“Sebbene gli ultimi dati presentati ieri sulla disoccupazione dall’Istat ci dicono che le cose stanno migliorando, il nostro paese continua a registrare dei ritardi occupazionali molto preoccupanti. Tra i 28 paesi dell’Unione europea solo la Croazia e la Grecia presentano un tasso di occupazione più basso del nostro (56.3%)”, spiegano dalla Cgia di Mestre. “Questo tasso – continua l’associazione degli artigiani – è ottenuto rapportando il numero degli occupati presenti in un determinato territorio e la popolazione in età lavorativa tra i 15 e i 64 anni. In buona sostanza, l’indice consente di misurare il livello di occupazione presente in una nazione. Al netto di disoccupati, scoraggiati e inattivi emerge che in Italia la platea degli occupati registra un gap di 17.7 punti percentuali con la Germania, di 16.4 punti con il Regno Unito e di 7.9 punti con la Francia“.
“Il tasso di occupazione – spiega Paolo Zabeo, responsabile dell’ufficio studi della Cgia – è più importante, perché lega questo indice a doppio filo con il livello di produzione di ricchezza di un’area.
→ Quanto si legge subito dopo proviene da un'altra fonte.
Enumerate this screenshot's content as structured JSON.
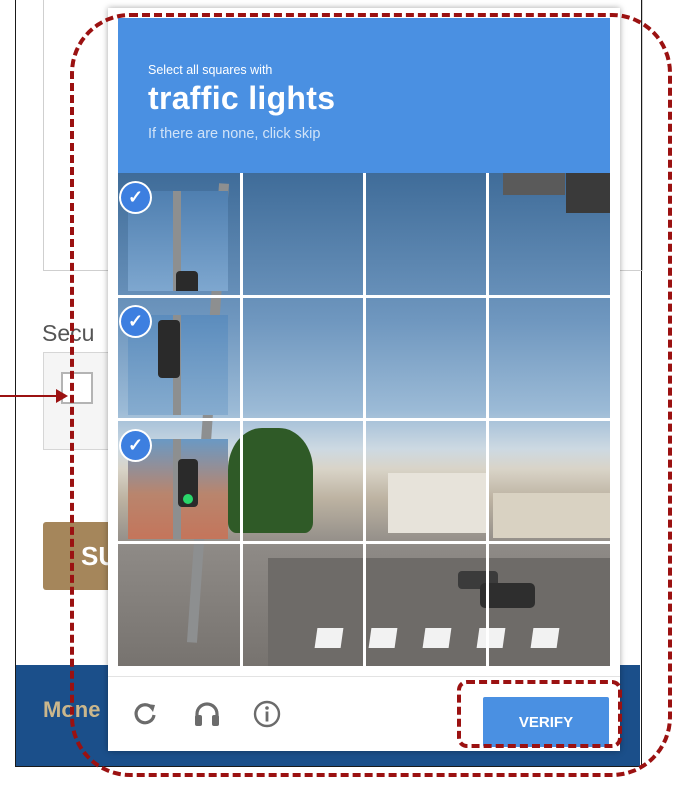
{
  "background": {
    "security_label": "Secu",
    "submit_label": "SU",
    "footer_text": "Mone"
  },
  "captcha": {
    "instruction": "Select all squares with",
    "target": "traffic lights",
    "hint": "If there are none, click skip",
    "selected_tiles": [
      1,
      2,
      3
    ],
    "check_mark": "✓",
    "verify_label": "VERIFY",
    "icons": {
      "reload": "reload-icon",
      "audio": "headphones-icon",
      "info": "info-icon"
    },
    "colors": {
      "header_blue": "#4a90e2",
      "annotation_red": "#9b1111",
      "submit_gold": "#a5865b",
      "footer_navy": "#1b4f8a"
    }
  }
}
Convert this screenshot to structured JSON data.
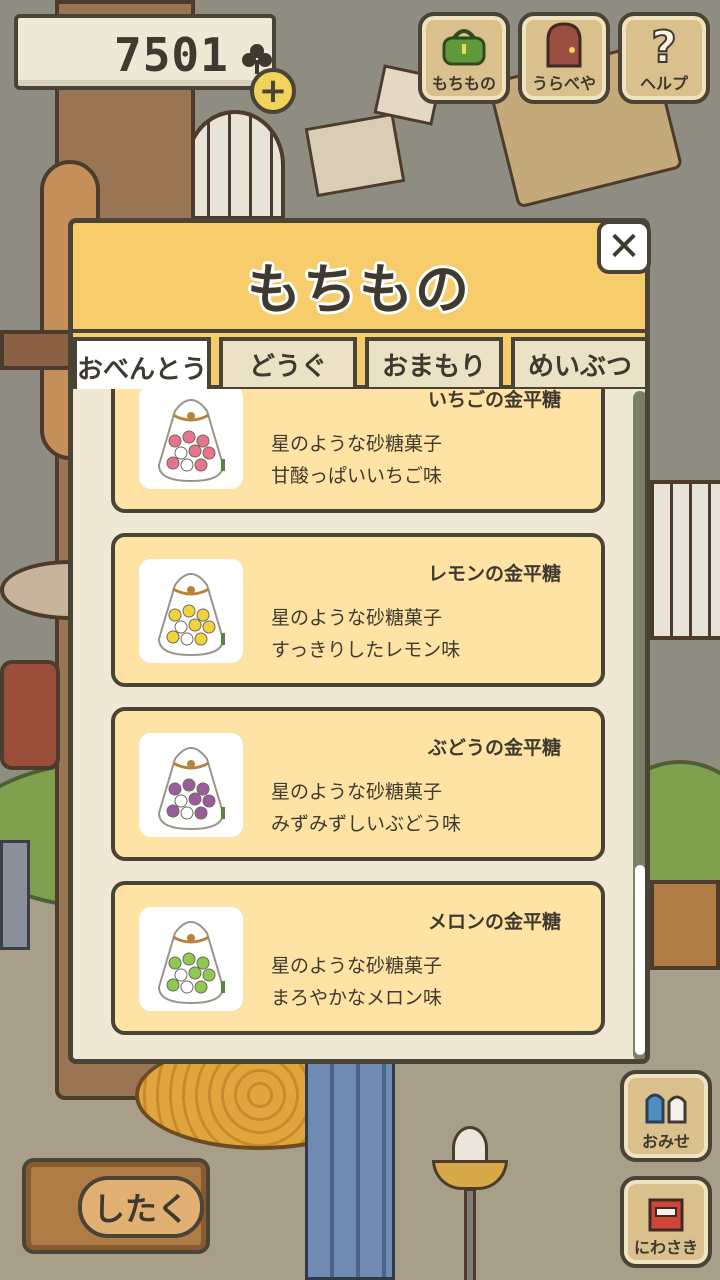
{
  "currency": {
    "value": "7501"
  },
  "top_buttons": [
    {
      "label": "もちもの",
      "icon": "bag-icon"
    },
    {
      "label": "うらべや",
      "icon": "door-icon"
    },
    {
      "label": "ヘルプ",
      "icon": "question-icon"
    }
  ],
  "modal": {
    "title": "もちもの",
    "close_label": "✕",
    "tabs": [
      {
        "label": "おべんとう",
        "active": true
      },
      {
        "label": "どうぐ",
        "active": false
      },
      {
        "label": "おまもり",
        "active": false
      },
      {
        "label": "めいぶつ",
        "active": false
      }
    ],
    "items": [
      {
        "name": "いちごの金平糖",
        "desc1": "星のような砂糖菓子",
        "desc2": "甘酸っぱいいちご味",
        "candy_color": "#e8748c"
      },
      {
        "name": "レモンの金平糖",
        "desc1": "星のような砂糖菓子",
        "desc2": "すっきりしたレモン味",
        "candy_color": "#f1d33c"
      },
      {
        "name": "ぶどうの金平糖",
        "desc1": "星のような砂糖菓子",
        "desc2": "みずみずしいぶどう味",
        "candy_color": "#9b5c9c"
      },
      {
        "name": "メロンの金平糖",
        "desc1": "星のような砂糖菓子",
        "desc2": "まろやかなメロン味",
        "candy_color": "#8fc94f"
      }
    ]
  },
  "bottom": {
    "prepare_label": "したく",
    "side_buttons": [
      {
        "label": "おみせ",
        "icon": "shop-icon"
      },
      {
        "label": "にわさき",
        "icon": "garden-icon"
      }
    ]
  },
  "colors": {
    "panel_header": "#f6cd6a",
    "item_bg": "#fee3a4",
    "outline": "#4a4436"
  }
}
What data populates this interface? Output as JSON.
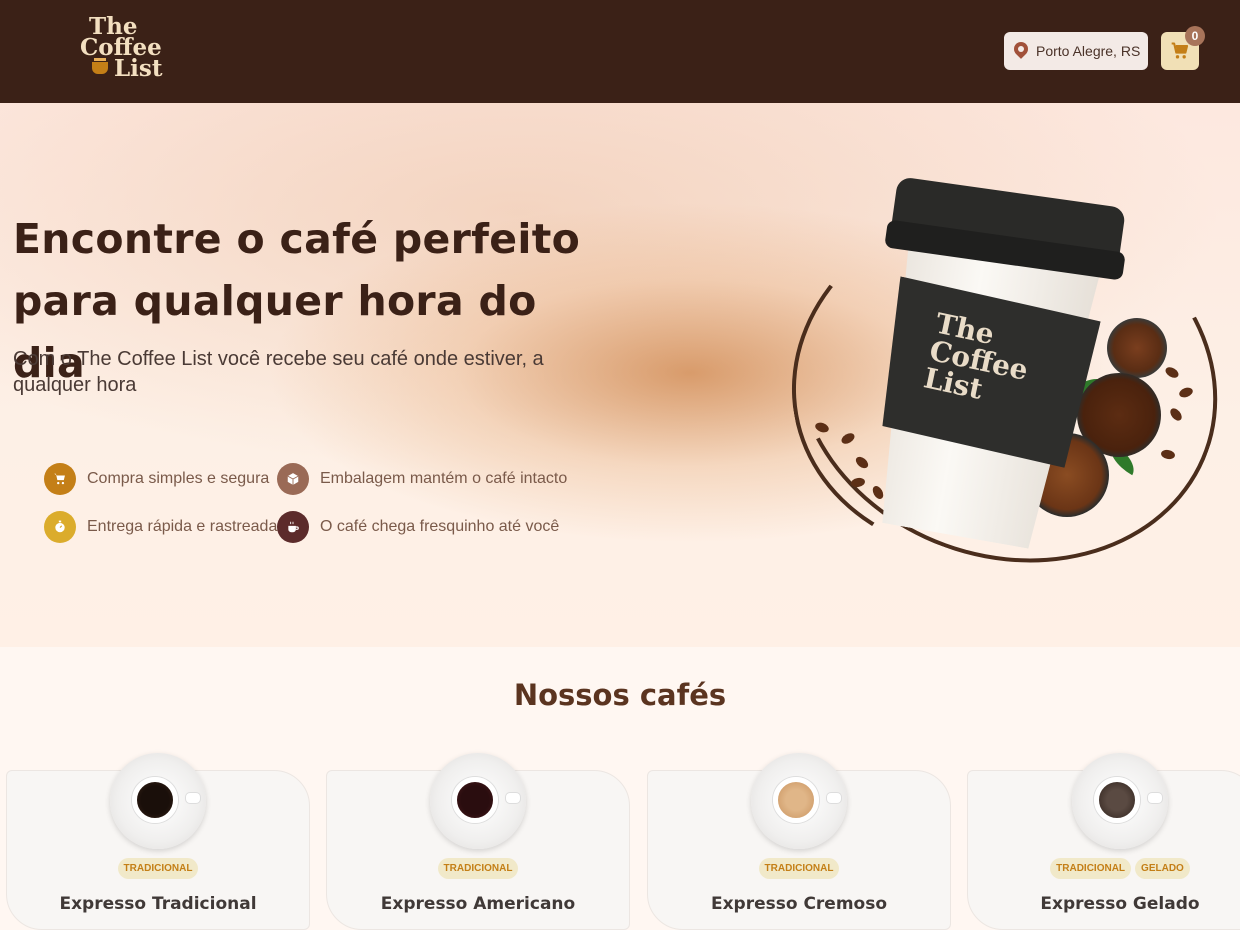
{
  "header": {
    "logo": {
      "line1": "The",
      "line2": "Coffee",
      "line3": "List"
    },
    "location": "Porto Alegre, RS",
    "cart_count": "0"
  },
  "hero": {
    "title": "Encontre o café perfeito para qualquer hora do dia",
    "subtitle": "Com o The Coffee List você recebe seu café onde estiver, a qualquer hora",
    "features": [
      {
        "label": "Compra simples e segura",
        "icon": "cart-icon",
        "color": "#C47F17"
      },
      {
        "label": "Embalagem mantém o café intacto",
        "icon": "package-icon",
        "color": "#9A6A56"
      },
      {
        "label": "Entrega rápida e rastreada",
        "icon": "timer-icon",
        "color": "#DBAC2C"
      },
      {
        "label": "O café chega fresquinho até você",
        "icon": "coffee-icon",
        "color": "#5C2B2B"
      }
    ],
    "cup_brand": "The Coffee List"
  },
  "products": {
    "title": "Nossos cafés",
    "items": [
      {
        "name": "Expresso Tradicional",
        "tags": [
          "TRADICIONAL"
        ],
        "coffee_color": "#1a0f0a"
      },
      {
        "name": "Expresso Americano",
        "tags": [
          "TRADICIONAL"
        ],
        "coffee_color": "#2a0d0f"
      },
      {
        "name": "Expresso Cremoso",
        "tags": [
          "TRADICIONAL"
        ],
        "coffee_color": "#d9a878"
      },
      {
        "name": "Expresso Gelado",
        "tags": [
          "TRADICIONAL",
          "GELADO"
        ],
        "coffee_color": "#4a3a34"
      }
    ]
  }
}
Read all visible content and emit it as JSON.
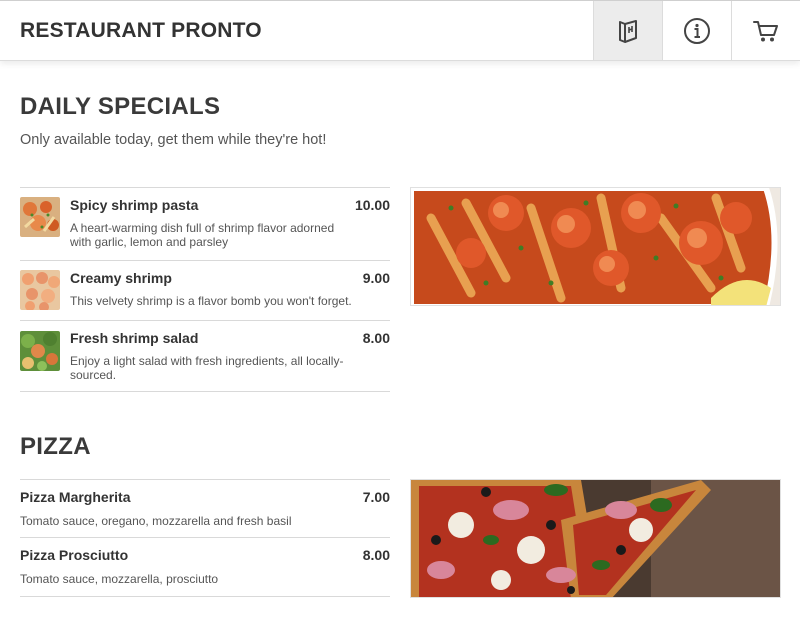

In altre parole, tra il numero di occupati e la ricchezza prodotta in un determinato territorio c’è un rapporto diretto. Al crescere dell’uno, aumenta anche l’altra”. Ecco perché il tasso di disoccupazione, sia pur rilevante nell’analisi, non basta a dare il quadro completo della situazione. Senza un confronto si rischia di dare una visione parziale e falsata: è già successo nel recente passato che occupazione e disoccupazione aumentassero in contemporanea, o anche che la disoccupazione diminuisse solo grazie a “trucchi” statistici.
Senza una prospettiva di più lungo termine, d’altronde, sembra pressoché impossibile dare una decisa sterzata al circolo vizioso della non creazione di lavoro. ““Per ridare slancio all’occupazione – afferma infatti il segretario della Cgia, Renato Mason – dobbiamo tornare a investire, visto che negli ultimi 8 anni questo indicatore ha subito una caduta verticale di quasi 30 punti percentuali. Altrimenti, c’è il pericolo che il nostro paese perda la sfida dell’innovazione, della ricerca, della competitività e scivoli in una stagnazione economica senza vie d’uscita“.